Just like a standard solar cell structure with an n-type base, n-type MWT solar cells typically have a positive electrode on their front-side and a negative electrode on their back-side. The front anode takes the form of thin conductive collector lines arranged in a pattern typical for MWT solar cells. The thin conductive collector lines are typically applied by screen printing, drying and firing a conductive metal paste, typically a silver paste, on the ARC layer on the front-side of the cell, whereby the terminals of the collector lines overlap with the metallizations of the holes to enable electric connection therewith. Firing is typically carried out in a belt furnace for a period of 1 to 5 minutes with the wafer reaching a peak temperature in the range of 700 to 900° C.
As already mentioned, the holes of the n-type MWT solar cell wafers are provided with metallizations. To this end, the holes themselves are metallized by applying conductive metal paste to the holes, either in the form of a conductive metal layer (open holes) or in the form of conductive metal plugs (holes filled with conductive metal). The metallizations may cover only the inside of the holes or also a narrow rim around the edges of the holes, whereby the narrow rim may be present on the front-side edges of the holes, on the back-side edges of the holes or on both. The metallizations may be applied from one single conductive metal paste. It is also possible to apply the metallizations from two different conductive metal pastes, i.e. one conductive metal paste may be applied to the front-side of the holes and the other to their back-side. After application of the one or two conductive metal pastes it is/they are dried and fired to form p-type emitter contacts and, respectively, anodic back contacts of the n-type MWT solar cell. Firing is typically carried out in a belt furnace for a period of 1 to 5 minutes with the wafer reaching a peak temperature in the range of 700 to 900° C. The fired metallizations of the holes are in electric connection with the terminals of the thin front-side conductive collector lines.
In addition, a back-side conductive metal paste, typically a silver paste, is applied, typically screen printed, and successively dried on the back-side of the n-type wafer avoiding any contact with the metallizations of the holes.
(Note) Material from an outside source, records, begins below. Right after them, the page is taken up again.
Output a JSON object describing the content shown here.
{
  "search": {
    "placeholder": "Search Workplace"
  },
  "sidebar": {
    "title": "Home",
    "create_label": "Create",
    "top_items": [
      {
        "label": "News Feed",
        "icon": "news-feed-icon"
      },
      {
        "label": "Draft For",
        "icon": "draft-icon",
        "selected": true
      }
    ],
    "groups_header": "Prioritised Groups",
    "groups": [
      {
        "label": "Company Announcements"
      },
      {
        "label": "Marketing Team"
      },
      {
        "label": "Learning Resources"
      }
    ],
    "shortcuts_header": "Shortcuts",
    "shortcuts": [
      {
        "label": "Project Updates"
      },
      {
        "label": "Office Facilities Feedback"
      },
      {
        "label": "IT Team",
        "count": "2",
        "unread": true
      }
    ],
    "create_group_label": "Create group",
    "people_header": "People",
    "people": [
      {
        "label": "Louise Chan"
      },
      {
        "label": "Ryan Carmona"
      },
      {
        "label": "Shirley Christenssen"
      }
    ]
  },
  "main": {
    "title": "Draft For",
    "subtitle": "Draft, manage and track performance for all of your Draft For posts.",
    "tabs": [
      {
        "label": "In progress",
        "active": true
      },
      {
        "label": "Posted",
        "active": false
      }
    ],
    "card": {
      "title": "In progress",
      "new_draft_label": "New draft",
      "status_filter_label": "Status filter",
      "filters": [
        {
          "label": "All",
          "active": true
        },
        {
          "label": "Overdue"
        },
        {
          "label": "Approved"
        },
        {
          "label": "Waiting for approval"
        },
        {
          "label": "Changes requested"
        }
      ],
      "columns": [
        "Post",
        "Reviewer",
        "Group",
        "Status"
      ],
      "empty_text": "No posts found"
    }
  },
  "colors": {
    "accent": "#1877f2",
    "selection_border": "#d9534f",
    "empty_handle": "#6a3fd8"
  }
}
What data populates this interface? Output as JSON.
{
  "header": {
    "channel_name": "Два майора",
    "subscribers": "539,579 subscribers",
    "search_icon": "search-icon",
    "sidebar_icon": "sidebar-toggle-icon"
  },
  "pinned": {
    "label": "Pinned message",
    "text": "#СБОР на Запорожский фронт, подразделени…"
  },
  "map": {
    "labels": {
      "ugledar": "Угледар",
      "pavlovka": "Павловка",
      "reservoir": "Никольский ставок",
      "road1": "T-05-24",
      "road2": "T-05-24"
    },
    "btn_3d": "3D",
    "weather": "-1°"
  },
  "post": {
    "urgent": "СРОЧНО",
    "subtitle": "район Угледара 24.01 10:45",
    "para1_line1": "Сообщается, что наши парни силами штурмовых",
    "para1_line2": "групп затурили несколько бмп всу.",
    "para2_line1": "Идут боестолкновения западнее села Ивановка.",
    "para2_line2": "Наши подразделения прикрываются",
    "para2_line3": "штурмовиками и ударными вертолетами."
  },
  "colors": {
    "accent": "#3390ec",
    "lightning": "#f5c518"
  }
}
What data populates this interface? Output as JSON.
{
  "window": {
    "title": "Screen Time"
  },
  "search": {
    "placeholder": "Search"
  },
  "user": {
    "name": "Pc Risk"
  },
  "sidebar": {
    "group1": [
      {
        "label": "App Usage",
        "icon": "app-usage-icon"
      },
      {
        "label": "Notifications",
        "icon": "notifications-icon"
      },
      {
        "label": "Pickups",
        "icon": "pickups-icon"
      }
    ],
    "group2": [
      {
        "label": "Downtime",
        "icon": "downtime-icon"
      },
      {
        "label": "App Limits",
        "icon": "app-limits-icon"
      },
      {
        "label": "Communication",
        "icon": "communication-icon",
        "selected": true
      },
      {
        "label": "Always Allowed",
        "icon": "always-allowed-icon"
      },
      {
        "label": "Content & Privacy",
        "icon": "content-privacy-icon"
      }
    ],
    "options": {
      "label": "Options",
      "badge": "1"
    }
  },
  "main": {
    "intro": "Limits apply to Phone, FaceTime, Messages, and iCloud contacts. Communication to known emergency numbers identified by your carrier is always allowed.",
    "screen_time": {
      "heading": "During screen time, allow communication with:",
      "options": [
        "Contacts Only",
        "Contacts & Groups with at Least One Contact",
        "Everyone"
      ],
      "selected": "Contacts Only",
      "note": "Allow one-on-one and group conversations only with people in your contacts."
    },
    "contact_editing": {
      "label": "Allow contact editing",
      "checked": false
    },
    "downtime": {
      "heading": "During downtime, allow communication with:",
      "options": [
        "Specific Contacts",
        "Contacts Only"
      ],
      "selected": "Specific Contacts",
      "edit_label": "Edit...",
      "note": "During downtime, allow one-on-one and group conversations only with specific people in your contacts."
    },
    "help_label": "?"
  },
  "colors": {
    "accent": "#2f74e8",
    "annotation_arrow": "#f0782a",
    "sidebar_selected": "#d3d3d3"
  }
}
In other words, the back-side conductive metal paste is applied ensuring that it stays electrically insulated from the metallizations of the holes prior to as well as after firing. The back-side conductive metal paste is applied evenly distributed over the back-side of the n-type substrate, then dried and transformed by firing to become evenly distributed cathodic conductive metal back collector contacts. Firing is typically carried out in a belt furnace for a period of 1 to 5 minutes with the wafer reaching a peak temperature in the range of 700 to 900° C. The front anode, the metallizations of the holes and the back cathodes can be fired sequentially or cofired. The conductive metal back collector contacts account only for a small area of the back-side of the n-type substrate. In addition, the front-side conductive metal paste applied as thin collector lines fires through the ARC layer during firing, and is thereby able to electrically contact the front-side p-type emitter.